To close the gap, the Multidistrict Initial Limited Disclosure (MILD) proposal would require initial disclosure of evidence showing exposure to the alleged cause of harm and a resulting injury. This modest change to Rule 26(a)(1) would have an outsize effect and would, among other benefits:
Accomplish the “early” element of early vetting by establishing a permanent procedure that everyone will know about on day one of every proceeding;
Deter the filing of meritless claims by putting counsel on notice that they will have to disclose the basic evidence showing their client was exposed to the product at issue and suffered an injury as a result; and
Achieve “vetting” by establishing a straightforward touchstone separating meritless cases which have no place on the federal civil docket from claims that satisfy the bare minimum requirements for proceeding.
LCJ also released a new infographic that demonstrates the imbalance in MDLs when it comes to early vetting. The infographic, “MDL Vetting Rule Needed to Restore Balance,” demonstrates that vetting procedures in individual cases are not available for most defendants in MDLs, and that this lack of availability - combined with common MDL practices - creates an imbalance in MDLs, allowing meritless claims to pile up. A new early vetting rule to screen out meritless claims would bring balance to vetting in MDLs.
In its comment letter, LCJ also urged the Committee to address the appellate review roadblock to MDLs. The constraints of Section 1292(b) may be appropriate for non-MDL cases, but their unduly restrictive limits, especially as courts apply them, creates a barrier in the type of proceedings that need appellate review the most.
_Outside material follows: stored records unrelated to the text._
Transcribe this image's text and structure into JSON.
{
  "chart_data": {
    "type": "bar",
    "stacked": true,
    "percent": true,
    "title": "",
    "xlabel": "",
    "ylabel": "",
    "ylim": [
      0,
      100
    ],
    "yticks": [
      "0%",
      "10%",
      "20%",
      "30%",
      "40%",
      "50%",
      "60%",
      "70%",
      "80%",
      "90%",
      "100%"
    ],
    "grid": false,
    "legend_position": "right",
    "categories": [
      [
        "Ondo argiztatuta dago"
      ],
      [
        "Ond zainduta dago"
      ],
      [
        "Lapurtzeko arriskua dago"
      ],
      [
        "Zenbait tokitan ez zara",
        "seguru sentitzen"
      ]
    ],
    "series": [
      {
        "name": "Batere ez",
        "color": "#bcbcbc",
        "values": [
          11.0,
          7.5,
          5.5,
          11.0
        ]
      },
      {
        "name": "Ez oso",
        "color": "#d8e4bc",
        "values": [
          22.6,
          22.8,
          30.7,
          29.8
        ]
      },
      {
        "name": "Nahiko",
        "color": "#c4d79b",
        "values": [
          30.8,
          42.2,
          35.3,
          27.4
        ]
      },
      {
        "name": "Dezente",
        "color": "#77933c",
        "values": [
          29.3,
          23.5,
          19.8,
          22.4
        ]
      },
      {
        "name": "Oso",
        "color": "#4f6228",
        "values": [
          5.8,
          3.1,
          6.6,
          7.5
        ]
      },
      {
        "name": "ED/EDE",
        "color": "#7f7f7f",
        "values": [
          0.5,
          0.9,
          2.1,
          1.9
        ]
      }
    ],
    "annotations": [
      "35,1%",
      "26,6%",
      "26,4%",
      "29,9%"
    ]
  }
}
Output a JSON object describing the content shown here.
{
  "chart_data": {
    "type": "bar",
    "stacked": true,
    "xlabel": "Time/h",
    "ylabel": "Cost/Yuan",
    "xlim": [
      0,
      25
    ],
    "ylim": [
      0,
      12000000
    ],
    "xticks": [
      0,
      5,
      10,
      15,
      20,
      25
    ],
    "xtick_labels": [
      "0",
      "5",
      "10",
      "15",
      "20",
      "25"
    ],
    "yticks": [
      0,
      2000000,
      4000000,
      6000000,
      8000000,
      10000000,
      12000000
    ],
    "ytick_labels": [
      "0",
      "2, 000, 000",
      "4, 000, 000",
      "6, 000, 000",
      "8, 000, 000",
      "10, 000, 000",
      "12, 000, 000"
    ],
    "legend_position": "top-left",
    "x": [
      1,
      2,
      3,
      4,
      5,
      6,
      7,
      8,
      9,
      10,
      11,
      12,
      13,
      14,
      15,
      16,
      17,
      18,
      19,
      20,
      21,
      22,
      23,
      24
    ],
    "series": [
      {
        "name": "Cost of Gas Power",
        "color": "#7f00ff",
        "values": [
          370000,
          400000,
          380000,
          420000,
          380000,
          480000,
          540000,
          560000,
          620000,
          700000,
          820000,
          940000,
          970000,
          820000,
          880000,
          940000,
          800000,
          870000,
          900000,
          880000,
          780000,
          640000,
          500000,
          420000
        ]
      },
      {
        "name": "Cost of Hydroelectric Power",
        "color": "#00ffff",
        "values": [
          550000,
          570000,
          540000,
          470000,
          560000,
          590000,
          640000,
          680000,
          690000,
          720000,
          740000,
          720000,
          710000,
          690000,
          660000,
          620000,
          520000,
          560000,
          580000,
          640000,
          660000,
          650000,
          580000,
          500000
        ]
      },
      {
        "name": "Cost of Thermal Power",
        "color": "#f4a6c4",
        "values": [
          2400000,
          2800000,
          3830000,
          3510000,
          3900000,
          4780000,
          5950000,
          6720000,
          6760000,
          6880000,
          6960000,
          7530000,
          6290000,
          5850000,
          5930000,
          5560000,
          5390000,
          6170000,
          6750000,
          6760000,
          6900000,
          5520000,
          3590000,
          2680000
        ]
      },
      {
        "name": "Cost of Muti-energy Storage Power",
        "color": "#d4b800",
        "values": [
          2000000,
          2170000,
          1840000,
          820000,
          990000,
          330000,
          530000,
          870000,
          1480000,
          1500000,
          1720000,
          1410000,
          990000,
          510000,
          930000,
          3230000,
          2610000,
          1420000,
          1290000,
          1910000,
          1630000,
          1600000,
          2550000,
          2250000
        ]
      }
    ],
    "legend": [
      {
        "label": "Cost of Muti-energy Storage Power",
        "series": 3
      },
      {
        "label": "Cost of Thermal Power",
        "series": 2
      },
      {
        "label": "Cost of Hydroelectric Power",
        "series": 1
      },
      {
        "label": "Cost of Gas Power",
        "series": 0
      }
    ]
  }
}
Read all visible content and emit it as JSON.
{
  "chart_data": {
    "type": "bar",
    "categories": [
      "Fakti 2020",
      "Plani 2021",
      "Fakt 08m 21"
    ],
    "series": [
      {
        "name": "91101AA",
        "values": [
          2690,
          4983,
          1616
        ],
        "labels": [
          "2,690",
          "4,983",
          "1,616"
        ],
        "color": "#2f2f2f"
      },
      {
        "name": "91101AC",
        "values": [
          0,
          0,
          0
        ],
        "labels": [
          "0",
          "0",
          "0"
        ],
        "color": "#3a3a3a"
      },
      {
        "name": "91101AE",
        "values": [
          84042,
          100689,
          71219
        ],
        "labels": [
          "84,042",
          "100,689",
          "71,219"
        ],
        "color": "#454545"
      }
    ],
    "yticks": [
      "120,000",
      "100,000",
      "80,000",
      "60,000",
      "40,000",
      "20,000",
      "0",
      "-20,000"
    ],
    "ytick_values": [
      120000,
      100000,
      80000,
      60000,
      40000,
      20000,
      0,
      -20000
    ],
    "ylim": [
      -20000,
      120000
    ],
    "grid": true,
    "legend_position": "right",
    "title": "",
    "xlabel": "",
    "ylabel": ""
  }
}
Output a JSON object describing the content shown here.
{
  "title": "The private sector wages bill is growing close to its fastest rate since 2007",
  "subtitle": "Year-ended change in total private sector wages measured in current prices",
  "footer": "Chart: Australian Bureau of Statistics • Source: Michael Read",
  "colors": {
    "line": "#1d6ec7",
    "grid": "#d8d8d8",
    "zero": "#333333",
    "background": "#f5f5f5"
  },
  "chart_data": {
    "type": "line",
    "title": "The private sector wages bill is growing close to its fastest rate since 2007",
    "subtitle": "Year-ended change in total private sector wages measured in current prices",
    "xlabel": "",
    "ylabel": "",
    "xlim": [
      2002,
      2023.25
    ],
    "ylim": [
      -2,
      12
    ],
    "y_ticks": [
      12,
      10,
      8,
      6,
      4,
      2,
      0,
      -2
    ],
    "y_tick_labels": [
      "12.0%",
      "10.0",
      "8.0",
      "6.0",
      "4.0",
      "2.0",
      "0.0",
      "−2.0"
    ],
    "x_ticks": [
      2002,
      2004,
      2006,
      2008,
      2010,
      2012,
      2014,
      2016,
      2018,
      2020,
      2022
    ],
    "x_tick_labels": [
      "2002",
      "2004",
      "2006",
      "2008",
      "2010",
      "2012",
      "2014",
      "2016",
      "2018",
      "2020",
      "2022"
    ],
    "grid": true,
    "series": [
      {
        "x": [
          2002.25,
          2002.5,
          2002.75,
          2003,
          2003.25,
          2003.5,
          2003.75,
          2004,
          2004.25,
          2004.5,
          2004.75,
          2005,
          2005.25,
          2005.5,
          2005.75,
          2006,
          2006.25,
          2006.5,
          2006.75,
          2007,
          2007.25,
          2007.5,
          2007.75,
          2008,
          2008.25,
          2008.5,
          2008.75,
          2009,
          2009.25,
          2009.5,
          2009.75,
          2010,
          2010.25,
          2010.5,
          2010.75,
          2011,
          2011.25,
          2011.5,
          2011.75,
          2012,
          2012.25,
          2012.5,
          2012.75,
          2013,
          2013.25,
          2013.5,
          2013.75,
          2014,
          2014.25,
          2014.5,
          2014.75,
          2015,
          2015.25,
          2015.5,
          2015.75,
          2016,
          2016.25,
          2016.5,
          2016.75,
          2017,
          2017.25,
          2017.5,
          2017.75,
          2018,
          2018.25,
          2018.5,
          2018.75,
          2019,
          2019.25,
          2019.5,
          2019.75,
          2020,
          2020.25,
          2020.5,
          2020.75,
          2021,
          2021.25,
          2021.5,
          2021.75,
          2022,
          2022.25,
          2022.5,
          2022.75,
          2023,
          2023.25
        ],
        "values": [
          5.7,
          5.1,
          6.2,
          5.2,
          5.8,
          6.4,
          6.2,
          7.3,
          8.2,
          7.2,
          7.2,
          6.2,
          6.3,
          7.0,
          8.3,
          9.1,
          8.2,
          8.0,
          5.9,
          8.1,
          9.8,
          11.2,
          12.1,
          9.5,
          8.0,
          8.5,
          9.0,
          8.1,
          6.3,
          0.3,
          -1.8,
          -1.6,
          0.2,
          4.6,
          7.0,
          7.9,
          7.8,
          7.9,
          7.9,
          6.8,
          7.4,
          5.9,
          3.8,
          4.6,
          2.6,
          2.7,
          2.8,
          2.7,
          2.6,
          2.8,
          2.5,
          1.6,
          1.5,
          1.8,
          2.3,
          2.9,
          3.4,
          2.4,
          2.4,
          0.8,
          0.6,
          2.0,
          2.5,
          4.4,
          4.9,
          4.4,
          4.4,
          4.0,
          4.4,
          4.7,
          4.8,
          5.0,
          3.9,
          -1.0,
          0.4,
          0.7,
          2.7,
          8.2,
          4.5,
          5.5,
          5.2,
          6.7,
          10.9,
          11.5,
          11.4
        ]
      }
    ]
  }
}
Decisions on potentially dispositive motions can affect all or most of the cases in an MDL thus affecting hundreds or even tens of thousands of cases.
Because of the unique dynamics of mass tort MDL proceedings, interlocutory review is typically the only hope for appellate review of potentially case-dispositive rulings. The purposes of interlocutory review in MDLs match the goals of appellate review in conventional cases, but the difference is that the structural features of MDLs create intense and one-sided pressure for settlement before final judgement, which greatly increases the likelihood that district court rulings on key issues will be the final word.
Equally important, interlocutory review is key to ensuring unified treatment of consolidated claims by avoiding duplicative appeals and inconsistent results. The combination of uniquely intense settlement pressure and multi-district dynamics creates serious risk of unjust MDL resolutions.
LCJ believes that there is a simple remedy for the Appellate Review Roadblock and the problems it causes. The revised rule suggestion, attached as Exhibit B in LCJ’s comment letter, incorporates several features the Subcommittee has found to be important, including: discretionary appeals, district court input (but not a veto) if they choose to provide it, and a limited scope that allows judicial discretion in defining what issues may materially advance the ultimate termination of the proceeding. This proposal would provide litigants in mass tort MDL proceedings a much-needed and fair opportunity to seek finality on potentially case-dispositive rulings.
The Committee, whose next meeting is October 16, is believed to be close to a decision on whether to draft and seek public input on potential FRCP amendments.